Değerli okurlar! Yetimin istikbale hazırlanması konusu Kur’an’da açık şekilde yer alır. Bu husus yetimin malının korunmasıyla ilgili olarak yer verilen tedbir ve emirlerde zımnen yer ettiği gibi, bunlar dışındaki bir kısım ayetlerde de açıkça ele alınmaktadır. “Yetimleri evlenme çağına gelene kadar deneyin, onlarda rüşt (olgunlaşma) görürseniz, mallarını kendilerine verin.” (Nisa suresi, 6). Yetimler hakkında uzunca bir pasajdan bir parça olan yukarıdaki ayet, çocukların istikbale hazırlanması konusunda önemli açıklık ihtiva eder. Zîra “deneyin” deyip onları hayata hazırlanmaları emrediyor. Yetimin terbiye, bakım, himaye gibi, her çeşit meselesine temas eden ayetlerden biri şudur: “Sana yetimleri sorarlar, de ki: Onların işlerini düzeltmek hayırlıdır. Eğer onlarla bir arada yaşarsanız, artık onlar sizin kardeşlerinizdir. Allah, işleri bozanla düzelteni bilir. Allah dileseydi, sizi de zahmet ve meşakkate sokardı.” (Bakara suresi, 220). Geçen ayeti kerime yetimlere haksızlık konusunda uyarıdır. Aşağıdaki ayet cezasının ne ağır olduğunu beyan eder: “Yetimlerin mallarını zulmen yiyenler, muhakkak karınlarında sırf bir ateş yerler ve sonra çılgın ateşe yaslanırlar.” (Nisa suresi,10).
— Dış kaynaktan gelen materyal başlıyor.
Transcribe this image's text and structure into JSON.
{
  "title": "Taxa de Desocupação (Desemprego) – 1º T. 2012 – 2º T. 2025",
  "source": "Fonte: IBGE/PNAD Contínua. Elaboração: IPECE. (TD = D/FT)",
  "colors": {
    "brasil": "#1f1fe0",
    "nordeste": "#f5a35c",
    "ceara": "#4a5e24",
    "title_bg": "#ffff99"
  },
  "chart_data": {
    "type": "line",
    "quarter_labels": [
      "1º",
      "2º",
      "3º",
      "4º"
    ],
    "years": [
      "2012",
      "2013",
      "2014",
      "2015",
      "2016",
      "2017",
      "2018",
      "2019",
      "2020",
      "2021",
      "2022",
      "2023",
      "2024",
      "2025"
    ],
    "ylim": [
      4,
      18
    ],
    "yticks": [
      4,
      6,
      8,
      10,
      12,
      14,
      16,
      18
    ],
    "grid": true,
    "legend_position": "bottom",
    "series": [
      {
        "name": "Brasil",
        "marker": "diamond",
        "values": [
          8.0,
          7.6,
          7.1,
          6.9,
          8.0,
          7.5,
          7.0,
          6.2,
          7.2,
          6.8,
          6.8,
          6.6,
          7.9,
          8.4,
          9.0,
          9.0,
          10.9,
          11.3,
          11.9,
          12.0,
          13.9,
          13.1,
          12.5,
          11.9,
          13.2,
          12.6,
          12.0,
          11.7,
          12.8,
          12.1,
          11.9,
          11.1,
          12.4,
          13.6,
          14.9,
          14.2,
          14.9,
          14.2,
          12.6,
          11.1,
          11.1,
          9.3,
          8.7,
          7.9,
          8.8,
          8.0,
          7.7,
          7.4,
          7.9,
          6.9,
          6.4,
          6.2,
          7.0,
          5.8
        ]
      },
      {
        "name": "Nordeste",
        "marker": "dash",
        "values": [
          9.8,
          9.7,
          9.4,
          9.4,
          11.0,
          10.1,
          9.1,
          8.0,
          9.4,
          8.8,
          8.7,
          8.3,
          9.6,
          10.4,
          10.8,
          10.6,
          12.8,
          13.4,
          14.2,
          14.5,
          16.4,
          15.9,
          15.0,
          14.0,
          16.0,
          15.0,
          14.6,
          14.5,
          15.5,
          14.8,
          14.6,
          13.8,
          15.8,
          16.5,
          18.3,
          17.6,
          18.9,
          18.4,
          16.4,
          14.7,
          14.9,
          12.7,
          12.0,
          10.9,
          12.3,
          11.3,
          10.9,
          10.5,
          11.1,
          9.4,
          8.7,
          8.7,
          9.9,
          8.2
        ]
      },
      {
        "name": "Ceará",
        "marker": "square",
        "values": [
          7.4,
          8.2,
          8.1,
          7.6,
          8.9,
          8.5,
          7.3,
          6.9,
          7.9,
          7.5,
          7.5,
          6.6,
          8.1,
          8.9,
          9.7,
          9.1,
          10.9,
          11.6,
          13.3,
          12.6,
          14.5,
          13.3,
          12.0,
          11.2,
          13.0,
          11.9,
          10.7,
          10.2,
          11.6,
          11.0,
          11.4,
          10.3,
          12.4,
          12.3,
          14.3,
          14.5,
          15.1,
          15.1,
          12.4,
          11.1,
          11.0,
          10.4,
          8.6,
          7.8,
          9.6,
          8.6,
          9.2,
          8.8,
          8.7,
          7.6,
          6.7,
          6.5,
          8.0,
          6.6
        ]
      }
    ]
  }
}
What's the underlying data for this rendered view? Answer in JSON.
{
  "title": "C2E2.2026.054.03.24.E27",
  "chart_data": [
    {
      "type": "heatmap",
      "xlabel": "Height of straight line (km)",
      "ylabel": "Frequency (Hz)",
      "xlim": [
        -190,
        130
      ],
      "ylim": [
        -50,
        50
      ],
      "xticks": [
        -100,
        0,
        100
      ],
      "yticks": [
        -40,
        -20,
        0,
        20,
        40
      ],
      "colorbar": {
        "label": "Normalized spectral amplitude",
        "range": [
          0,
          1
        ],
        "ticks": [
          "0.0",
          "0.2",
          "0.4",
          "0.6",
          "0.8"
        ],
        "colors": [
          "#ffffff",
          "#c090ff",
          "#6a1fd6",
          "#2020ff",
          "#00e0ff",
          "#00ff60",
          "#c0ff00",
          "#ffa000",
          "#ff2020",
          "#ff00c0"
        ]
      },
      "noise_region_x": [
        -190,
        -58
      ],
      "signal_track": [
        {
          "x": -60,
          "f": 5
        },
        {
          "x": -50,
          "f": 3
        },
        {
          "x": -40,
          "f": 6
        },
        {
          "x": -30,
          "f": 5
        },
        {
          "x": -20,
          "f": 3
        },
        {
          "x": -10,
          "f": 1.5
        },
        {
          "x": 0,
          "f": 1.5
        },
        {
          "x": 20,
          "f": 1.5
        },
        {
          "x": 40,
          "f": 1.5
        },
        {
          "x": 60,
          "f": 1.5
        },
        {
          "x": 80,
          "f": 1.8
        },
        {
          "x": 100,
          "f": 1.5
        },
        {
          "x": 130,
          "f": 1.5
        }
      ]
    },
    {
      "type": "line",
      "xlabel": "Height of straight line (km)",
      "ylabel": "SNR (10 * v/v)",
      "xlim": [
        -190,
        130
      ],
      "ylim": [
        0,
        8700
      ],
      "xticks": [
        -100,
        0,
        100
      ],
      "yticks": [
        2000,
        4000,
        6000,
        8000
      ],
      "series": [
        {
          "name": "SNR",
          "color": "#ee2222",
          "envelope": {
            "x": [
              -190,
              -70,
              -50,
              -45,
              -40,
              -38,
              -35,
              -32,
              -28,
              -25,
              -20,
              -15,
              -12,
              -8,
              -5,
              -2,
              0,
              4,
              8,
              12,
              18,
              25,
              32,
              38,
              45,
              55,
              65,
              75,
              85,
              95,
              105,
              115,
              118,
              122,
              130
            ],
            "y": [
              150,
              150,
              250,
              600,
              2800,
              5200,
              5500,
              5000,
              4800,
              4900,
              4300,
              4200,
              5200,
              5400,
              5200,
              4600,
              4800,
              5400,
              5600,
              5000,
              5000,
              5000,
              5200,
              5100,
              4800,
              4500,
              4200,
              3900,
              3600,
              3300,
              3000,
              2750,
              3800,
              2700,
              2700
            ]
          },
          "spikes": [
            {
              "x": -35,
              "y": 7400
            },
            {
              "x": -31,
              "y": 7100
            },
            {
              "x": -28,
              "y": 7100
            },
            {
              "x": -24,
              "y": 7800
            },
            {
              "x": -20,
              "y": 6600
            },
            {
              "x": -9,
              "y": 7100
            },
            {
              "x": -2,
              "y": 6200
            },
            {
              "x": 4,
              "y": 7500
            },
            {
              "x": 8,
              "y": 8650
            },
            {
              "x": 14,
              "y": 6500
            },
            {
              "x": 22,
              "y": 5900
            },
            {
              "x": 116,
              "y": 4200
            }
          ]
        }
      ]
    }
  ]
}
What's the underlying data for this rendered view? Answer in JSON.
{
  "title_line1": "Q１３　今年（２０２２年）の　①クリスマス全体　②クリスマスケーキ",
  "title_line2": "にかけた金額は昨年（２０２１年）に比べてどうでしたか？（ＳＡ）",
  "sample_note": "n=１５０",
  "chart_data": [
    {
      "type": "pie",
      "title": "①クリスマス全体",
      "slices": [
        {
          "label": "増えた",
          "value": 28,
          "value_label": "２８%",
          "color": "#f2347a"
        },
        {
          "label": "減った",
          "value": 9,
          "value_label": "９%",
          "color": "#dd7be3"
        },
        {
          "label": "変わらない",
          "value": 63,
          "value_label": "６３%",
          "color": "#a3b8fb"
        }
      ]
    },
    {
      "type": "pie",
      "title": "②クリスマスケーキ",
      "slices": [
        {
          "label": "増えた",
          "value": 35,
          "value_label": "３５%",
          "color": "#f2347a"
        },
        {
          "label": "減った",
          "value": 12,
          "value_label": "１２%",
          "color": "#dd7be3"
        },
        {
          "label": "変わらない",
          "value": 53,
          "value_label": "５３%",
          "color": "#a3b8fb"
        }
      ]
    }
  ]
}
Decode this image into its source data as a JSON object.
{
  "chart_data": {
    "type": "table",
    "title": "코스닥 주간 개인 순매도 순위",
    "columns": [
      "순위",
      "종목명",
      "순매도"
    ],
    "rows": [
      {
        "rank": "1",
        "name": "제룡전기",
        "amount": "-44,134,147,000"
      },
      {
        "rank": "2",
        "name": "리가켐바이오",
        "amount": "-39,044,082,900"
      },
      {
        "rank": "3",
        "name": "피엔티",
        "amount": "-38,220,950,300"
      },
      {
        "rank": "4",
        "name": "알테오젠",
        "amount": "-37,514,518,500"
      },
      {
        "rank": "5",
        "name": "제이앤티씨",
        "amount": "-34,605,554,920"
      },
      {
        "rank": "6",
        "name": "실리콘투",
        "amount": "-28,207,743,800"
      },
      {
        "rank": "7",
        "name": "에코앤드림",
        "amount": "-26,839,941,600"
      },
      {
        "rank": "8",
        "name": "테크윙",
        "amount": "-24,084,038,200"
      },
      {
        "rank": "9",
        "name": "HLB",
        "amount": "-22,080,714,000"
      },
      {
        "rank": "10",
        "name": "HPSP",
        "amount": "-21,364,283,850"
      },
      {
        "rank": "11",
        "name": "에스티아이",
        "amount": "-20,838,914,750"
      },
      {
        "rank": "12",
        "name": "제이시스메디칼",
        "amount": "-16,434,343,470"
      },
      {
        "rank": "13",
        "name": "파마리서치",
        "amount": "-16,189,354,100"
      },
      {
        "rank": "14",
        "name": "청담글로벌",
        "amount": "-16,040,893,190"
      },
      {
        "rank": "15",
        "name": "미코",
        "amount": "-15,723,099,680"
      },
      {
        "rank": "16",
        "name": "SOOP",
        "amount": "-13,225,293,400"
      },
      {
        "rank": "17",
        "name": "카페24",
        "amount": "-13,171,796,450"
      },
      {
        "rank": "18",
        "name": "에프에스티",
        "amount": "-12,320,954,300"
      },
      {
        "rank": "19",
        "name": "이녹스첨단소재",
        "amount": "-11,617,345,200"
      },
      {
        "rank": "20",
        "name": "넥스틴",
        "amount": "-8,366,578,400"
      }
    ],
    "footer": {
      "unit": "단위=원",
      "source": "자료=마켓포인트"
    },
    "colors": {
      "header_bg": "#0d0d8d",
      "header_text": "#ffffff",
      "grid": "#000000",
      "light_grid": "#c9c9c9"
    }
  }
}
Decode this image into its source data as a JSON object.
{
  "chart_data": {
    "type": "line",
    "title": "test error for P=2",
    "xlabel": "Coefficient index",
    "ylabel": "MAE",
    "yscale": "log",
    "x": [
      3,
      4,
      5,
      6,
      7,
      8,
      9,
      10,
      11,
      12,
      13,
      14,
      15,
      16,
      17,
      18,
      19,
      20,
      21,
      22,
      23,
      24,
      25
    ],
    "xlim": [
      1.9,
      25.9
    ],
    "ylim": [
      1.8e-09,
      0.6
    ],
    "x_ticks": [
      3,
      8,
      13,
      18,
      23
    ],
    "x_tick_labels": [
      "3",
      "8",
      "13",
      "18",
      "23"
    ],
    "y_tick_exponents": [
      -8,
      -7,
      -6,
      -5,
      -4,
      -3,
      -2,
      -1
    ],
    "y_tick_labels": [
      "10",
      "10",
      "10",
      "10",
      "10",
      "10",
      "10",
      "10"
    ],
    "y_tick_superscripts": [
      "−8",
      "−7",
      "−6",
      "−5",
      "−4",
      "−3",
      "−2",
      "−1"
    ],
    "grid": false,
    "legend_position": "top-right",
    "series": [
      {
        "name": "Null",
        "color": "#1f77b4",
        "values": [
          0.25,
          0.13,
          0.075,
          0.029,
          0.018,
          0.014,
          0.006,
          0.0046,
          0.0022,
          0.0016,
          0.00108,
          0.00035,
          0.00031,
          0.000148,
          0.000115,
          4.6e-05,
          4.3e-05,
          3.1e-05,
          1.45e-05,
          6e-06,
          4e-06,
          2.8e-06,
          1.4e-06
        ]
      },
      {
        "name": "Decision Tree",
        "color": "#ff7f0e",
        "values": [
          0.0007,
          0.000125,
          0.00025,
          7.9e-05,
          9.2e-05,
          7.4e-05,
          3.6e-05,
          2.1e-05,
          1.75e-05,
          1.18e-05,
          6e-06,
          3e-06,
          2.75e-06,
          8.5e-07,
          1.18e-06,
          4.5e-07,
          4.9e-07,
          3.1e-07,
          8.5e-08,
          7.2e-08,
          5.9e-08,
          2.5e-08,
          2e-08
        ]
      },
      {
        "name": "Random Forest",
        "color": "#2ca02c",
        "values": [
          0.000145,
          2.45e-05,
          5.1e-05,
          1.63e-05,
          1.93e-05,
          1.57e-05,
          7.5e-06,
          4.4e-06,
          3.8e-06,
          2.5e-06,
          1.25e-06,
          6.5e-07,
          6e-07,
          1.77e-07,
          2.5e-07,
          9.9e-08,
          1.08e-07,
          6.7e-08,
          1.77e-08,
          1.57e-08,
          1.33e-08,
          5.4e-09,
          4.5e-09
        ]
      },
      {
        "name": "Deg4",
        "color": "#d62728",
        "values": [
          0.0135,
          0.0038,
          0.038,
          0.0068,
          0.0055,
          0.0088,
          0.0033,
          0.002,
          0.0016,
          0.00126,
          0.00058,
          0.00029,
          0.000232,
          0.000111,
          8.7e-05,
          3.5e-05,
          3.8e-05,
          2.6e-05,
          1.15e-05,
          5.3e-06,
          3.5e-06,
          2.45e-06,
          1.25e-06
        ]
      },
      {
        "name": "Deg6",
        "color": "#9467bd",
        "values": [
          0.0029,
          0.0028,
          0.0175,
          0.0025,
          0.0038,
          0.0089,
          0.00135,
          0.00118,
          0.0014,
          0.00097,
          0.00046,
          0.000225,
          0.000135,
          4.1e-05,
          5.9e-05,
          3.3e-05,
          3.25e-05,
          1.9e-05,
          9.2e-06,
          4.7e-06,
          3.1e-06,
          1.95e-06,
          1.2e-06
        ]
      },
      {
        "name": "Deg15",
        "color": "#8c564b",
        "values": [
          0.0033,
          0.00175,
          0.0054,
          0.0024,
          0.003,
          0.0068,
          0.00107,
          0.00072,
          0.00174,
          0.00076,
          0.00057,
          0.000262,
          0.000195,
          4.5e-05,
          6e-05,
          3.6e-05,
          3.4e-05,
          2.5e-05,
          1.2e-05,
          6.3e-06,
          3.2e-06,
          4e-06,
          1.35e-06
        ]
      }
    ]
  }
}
Makalemizi şu müjdeyle bitirelim: "Resûlullah (s.a.v.) buyurdular ki: "Kim üç yetimi yetiştirir, nafakasını temin ederse, sanki ömrü boyu geceleri namaz kılmış, gündüzleri oruç tutmuş ve sabahtan akşama yalın kılıç Allah yolunda cihad etmiş gibi sevap alır. Keza, ben ve o, şu iki kardeş (parmak) gibi cennette kardeş oluruz, yan yana oluruz" buyurdu şehadet parmağı ile orta parmağını birbirine yapıştırdı, yaklaştırdı” (İbni Mace, edeb 6).
“Bir kimse sırf Allah rızası için bir yetimin başını okşarsa, elinin dokunduğu her saç teline karşılık ona sevap vardır.” (Ahmed İbni Hanbel, V, 250).
Bugün de biz Müslümanlara düşen ilk görevlerden, onbinlerce yetim var, o yetimlere sahip çıkmaktır. Unutmayalım; yarın çocuklarımız yetim kalabilir.